A will is a formal witnessed document that sets out how you wish to dispose of your possessions (also called your estate) on death. It’s a fairly straightforward document to put together but as it’s so important I would strongly advise you to use a solicitor to help you write your will.
- If you die intestate (without a will) your estate is distributed in accordance with the rules set out in the Succession Act by an Administrator who gets a Grant of Representation from the Probate Office.
- If you die testate (having made a valid will) all your possessions will be distributed in the way you set out in your will by the executor or executors you named in your will.
- Therefore having a will can save time and money and ensure that proper (and uncontested) arrangements are made for your dependents and that your estate is distributed in the way you wish after you die.
- If you have young children, you can choose a guardian to look after them if you and your husband/wife/partner die together. You can also appoint a trustee to manage the financial arrangements on behalf of your children.

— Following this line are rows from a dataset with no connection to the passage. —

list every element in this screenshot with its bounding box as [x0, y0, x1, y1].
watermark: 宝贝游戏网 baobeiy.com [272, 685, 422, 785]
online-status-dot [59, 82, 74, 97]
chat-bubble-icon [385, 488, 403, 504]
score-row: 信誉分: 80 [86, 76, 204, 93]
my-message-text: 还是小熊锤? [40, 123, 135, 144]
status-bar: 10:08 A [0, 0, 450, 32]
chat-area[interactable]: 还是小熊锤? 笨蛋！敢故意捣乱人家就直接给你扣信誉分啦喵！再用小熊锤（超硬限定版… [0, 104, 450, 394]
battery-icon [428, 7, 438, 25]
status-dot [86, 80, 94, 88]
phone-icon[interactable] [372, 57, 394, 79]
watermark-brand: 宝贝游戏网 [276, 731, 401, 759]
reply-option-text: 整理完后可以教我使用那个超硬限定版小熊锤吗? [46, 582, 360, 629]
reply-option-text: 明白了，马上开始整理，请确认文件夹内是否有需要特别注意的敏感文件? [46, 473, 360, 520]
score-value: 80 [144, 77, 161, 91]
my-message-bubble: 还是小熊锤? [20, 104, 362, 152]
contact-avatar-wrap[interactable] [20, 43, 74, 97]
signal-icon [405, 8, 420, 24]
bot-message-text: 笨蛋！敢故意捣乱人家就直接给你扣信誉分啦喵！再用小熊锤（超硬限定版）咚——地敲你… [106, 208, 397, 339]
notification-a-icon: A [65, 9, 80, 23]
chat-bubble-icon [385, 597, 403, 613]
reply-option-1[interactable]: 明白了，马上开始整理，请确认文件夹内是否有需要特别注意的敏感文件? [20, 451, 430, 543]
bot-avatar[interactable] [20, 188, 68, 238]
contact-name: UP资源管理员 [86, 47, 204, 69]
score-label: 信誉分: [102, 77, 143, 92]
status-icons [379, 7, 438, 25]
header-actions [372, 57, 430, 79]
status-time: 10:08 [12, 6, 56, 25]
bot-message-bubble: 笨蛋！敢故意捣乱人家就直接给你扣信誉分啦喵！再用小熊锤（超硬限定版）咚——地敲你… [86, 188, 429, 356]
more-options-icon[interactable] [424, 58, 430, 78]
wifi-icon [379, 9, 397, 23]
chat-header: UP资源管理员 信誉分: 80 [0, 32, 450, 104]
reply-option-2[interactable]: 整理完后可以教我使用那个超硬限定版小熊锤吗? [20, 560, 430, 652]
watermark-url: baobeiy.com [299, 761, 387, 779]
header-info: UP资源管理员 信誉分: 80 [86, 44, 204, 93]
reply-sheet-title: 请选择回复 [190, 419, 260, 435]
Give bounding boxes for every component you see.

- A will can play an important role in reducing any inheritance tax your beneficiaries may have to pay by taking advantage of tax reliefs and allowances.
- I would advise that you let your solicitor take care of the ‘how’ but for the will to be valid you must be aged 18 or over (or married), act of your own free will, and be of sound mind, memory and understanding.

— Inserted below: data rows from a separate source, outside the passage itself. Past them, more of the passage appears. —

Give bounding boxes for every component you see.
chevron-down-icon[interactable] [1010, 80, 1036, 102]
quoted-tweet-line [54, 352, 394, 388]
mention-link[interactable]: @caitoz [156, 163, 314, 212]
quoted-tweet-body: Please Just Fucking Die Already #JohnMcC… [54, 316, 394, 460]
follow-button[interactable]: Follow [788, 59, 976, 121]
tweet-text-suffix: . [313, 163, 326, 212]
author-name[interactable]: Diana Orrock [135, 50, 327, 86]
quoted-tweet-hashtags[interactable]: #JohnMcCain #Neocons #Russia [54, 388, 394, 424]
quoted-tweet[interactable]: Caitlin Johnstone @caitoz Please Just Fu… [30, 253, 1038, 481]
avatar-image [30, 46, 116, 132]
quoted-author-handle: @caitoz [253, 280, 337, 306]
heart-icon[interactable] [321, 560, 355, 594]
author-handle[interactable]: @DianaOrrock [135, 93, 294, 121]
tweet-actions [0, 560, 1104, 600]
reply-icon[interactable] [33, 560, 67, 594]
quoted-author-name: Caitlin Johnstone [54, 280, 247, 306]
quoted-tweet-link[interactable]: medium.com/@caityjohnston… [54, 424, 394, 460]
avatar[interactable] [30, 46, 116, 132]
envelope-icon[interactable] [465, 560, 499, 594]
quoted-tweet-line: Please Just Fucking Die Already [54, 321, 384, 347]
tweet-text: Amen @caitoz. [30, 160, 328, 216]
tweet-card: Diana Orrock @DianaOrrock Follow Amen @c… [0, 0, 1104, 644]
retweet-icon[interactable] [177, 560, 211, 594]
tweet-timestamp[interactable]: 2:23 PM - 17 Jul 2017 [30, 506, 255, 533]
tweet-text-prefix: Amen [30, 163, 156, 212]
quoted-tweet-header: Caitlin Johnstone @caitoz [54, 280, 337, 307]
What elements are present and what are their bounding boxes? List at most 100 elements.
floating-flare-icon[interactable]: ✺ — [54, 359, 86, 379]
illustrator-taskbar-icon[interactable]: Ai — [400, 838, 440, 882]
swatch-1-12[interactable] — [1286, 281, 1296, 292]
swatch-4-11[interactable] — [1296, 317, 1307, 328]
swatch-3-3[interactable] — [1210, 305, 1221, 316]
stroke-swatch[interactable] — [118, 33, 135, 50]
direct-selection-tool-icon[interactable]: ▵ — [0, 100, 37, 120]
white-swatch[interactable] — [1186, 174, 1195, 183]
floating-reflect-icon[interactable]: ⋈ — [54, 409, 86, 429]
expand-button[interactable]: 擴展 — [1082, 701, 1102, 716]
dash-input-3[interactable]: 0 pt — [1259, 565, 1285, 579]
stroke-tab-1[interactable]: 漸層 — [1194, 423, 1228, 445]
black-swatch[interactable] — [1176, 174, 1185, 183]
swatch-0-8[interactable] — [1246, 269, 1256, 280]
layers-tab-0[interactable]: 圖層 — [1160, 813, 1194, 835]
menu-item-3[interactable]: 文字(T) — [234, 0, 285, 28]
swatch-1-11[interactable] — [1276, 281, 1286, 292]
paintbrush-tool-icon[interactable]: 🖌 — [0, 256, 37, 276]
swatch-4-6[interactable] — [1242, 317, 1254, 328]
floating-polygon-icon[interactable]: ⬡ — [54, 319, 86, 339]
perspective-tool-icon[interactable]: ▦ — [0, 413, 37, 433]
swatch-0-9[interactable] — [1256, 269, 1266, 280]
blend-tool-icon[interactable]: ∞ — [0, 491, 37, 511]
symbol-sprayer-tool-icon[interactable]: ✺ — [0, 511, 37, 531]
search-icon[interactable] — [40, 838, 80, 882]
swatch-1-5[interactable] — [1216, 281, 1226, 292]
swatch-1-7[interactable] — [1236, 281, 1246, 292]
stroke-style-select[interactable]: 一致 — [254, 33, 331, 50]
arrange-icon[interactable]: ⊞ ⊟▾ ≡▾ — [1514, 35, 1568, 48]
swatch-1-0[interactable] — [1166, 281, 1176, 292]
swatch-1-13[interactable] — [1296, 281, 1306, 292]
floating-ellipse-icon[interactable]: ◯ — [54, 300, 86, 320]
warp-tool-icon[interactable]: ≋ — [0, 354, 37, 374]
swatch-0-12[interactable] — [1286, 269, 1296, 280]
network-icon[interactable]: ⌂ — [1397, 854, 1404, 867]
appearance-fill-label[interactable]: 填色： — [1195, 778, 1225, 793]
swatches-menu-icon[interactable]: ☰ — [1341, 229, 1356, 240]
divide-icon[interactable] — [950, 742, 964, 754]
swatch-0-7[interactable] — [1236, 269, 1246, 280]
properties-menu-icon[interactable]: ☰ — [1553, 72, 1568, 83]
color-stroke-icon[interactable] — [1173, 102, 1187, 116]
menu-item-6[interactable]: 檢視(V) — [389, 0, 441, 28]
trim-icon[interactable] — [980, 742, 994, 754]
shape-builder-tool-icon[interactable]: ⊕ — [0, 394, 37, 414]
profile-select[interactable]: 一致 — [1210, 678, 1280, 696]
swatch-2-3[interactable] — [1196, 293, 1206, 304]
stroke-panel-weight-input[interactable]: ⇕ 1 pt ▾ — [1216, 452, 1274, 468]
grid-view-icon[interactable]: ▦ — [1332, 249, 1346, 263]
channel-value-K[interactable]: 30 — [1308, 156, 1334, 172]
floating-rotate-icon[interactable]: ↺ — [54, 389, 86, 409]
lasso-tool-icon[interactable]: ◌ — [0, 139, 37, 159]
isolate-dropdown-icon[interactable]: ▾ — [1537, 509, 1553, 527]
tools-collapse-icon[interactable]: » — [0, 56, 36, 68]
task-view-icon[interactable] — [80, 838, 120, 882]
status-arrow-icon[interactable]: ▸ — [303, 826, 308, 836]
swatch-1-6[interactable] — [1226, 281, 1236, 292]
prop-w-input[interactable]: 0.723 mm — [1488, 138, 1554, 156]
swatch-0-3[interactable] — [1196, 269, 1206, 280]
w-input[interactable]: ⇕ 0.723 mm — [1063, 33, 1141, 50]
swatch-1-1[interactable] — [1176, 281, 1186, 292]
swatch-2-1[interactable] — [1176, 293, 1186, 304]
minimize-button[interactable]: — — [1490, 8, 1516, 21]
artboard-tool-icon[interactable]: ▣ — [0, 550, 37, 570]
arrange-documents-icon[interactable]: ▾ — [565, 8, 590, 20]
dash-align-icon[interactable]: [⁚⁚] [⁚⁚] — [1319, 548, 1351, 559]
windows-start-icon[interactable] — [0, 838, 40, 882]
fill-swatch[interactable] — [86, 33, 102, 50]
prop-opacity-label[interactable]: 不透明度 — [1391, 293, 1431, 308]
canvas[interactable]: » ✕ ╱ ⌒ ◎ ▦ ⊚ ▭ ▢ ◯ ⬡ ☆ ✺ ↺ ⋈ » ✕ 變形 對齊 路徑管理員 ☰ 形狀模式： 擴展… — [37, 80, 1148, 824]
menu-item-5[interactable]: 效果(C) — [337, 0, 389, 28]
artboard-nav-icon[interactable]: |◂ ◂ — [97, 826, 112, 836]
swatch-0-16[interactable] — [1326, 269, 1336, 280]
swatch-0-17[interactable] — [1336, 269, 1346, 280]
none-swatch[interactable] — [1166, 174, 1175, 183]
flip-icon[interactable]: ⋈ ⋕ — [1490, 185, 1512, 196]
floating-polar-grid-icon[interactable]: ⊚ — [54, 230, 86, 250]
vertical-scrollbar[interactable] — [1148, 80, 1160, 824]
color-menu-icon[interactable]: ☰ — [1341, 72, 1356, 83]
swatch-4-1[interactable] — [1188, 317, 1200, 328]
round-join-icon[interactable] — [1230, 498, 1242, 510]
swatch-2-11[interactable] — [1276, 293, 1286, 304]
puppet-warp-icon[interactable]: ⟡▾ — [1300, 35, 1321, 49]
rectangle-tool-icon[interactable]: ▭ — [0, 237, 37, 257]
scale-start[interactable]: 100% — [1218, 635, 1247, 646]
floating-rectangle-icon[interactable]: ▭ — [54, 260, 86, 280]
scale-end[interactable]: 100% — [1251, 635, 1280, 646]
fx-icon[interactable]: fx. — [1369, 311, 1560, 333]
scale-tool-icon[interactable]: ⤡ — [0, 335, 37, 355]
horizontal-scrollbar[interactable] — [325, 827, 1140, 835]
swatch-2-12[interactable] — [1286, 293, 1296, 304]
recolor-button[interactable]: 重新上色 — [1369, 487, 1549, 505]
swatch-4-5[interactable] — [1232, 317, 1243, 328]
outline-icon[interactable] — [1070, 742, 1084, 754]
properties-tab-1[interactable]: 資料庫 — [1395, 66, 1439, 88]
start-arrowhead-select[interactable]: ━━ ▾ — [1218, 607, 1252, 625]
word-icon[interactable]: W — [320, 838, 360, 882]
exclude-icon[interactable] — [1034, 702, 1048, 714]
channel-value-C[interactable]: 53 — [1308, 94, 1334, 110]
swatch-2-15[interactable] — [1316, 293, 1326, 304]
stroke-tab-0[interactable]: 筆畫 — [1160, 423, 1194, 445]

- A will should contain your name and address, a clause to revoke previous wills, a clause appointing at least one executor, a list of legacies (gifts of money or goods), a list of devises (gifts of real property) and a clause to dispose of the remainder of the estate.
- The will must be signed at the end by you (or by someone in your presence under your direction) in the presence of two witnesses.
- You should also keep an updated list of your assets along with all your important financial documents in a safe place. It will be vital that your dependents know what their financial situation will be in the event of your death and whether they have any immediate access to cash funds.
- You can make as many wills as you like but the only relevant one is the last valid will made before your death.
- When your estate is distributed, the legal rights of your spouse/civil partner and children will be fulfilled first after any debts are paid and before any other gifts are considered.
- If you are married, your surviving spouse has a right to half the estate if there are no children and one third of the estate if there are children.
- Some assets may be frozen and require a Grant of Probate to administer the estate.
- A will may only be revoked by a subsequent marriage, a later will, a declaration in writing of intention to revoke the will, or if you burn, tear or destroy your will.